Let us consider we have a real, symmetric matrix $W \in \mathcal{R}^{n \times n}$.
Is there a linear condition (linear equation or linear inequality in terms of the matrix elements ($w_{11}, w_{12} \, ... w_{nn} $)) that is necessary and sufficient to guarantee that the matrix $W$ will be semi-definite?
Essentially, I am looking for some theorem that is linear in terms of the matrix elements (therefore, something like the determinant will not work since it is nonlinear in terms of the elements of $W$) that lets me check if $W$ (real, symmetric) is a covariance matrix.
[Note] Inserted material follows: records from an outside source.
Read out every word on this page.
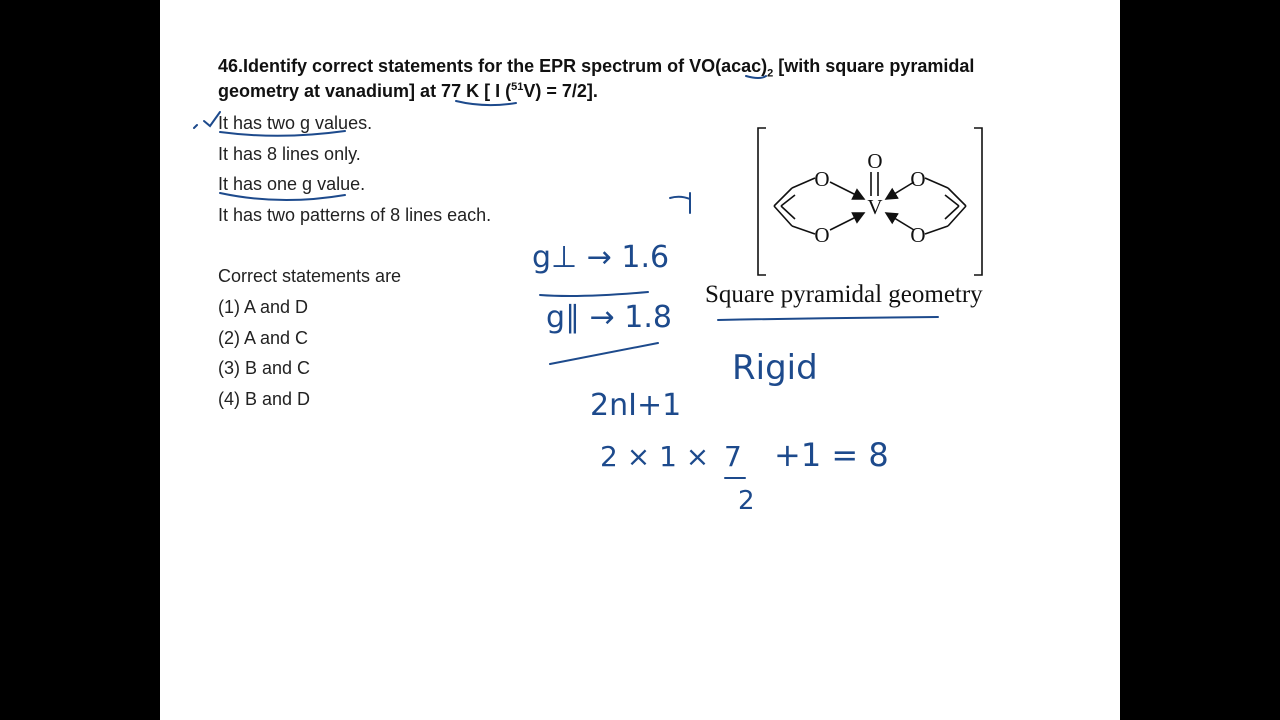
46.Identify correct statements for the EPR spectrum of $VO(acac)_2$ [with square pyramidal
geometry at vanadium] at 77 K [ I ($^{51}$V) = 7/2].
It has two g values.
It has 8 lines only.
It has one g value.
It has two patterns of 8 lines each.
Correct statements are
(1) A and D
(2) A and C
(3) B and C
(4) B and D
O
O	O
O	O
V
Square pyramidal geometry
g⊥ → 1.6
g∥ → 1.8
Rigid
2nI+1
2 × 1 × 7
2
+1 = 8
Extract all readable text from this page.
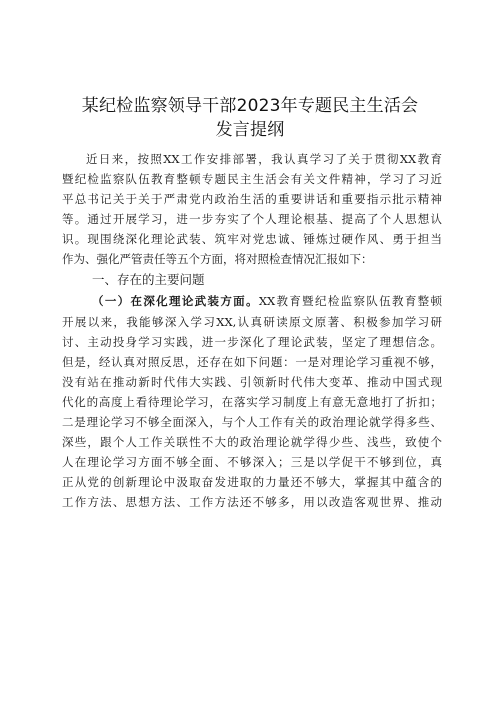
某纪检监察领导干部2023年专题民主生活会
发言提纲
近日来，按照XX工作安排部署，我认真学习了关于贯彻XX教育
暨纪检监察队伍教育整顿专题民主生活会有关文件精神，学习了习近
平总书记关于关于严肃党内政治生活的重要讲话和重要指示批示精神
等。通过开展学习，进一步夯实了个人理论根基、提高了个人思想认
识。现围绕深化理论武装、筑牢对党忠诚、锤炼过硬作风、勇于担当
作为、强化严管责任等五个方面，将对照检查情况汇报如下：
一、存在的主要问题
（一）在深化理论武装方面。XX教育暨纪检监察队伍教育整顿
开展以来，我能够深入学习XX,认真研读原文原著、积极参加学习研
讨、主动投身学习实践，进一步深化了理论武装，坚定了理想信念。
但是，经认真对照反思，还存在如下问题：一是对理论学习重视不够，
没有站在推动新时代伟大实践、引领新时代伟大变革、推动中国式现
代化的高度上看待理论学习，在落实学习制度上有意无意地打了折扣；
二是理论学习不够全面深入，与个人工作有关的政治理论就学得多些、
深些，跟个人工作关联性不大的政治理论就学得少些、浅些，致使个
人在理论学习方面不够全面、不够深入；三是以学促干不够到位，真
正从党的创新理论中汲取奋发进取的力量还不够大，掌握其中蕴含的
工作方法、思想方法、工作方法还不够多，用以改造客观世界、推动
Does such a condition even exist?
I found a theorem that comes very close to meeting all my requirements. "Diagonally dominant " real symmetric matrices are always postive-semidefinite. The diagonal dominance requires, for every row, the sum of magnitudes of all off-diagonal elements be less than the diagonal element. This is a set of $n$ linear inequalities.
But all covariance matrices are not diagonally dominant. So this does not cover the space of all covariance matrices.
I appreciate the help!
No such linear inequalities exist, because their existence would wrongly imply that $$ \left\{(x,y)\in\mathbb R^2:\ 0\le x\le1,\ \pmatrix{x&y\\ y&1}\succeq0\right\} =\left\{y^2\le x\le1\right\} $$ is a polytope.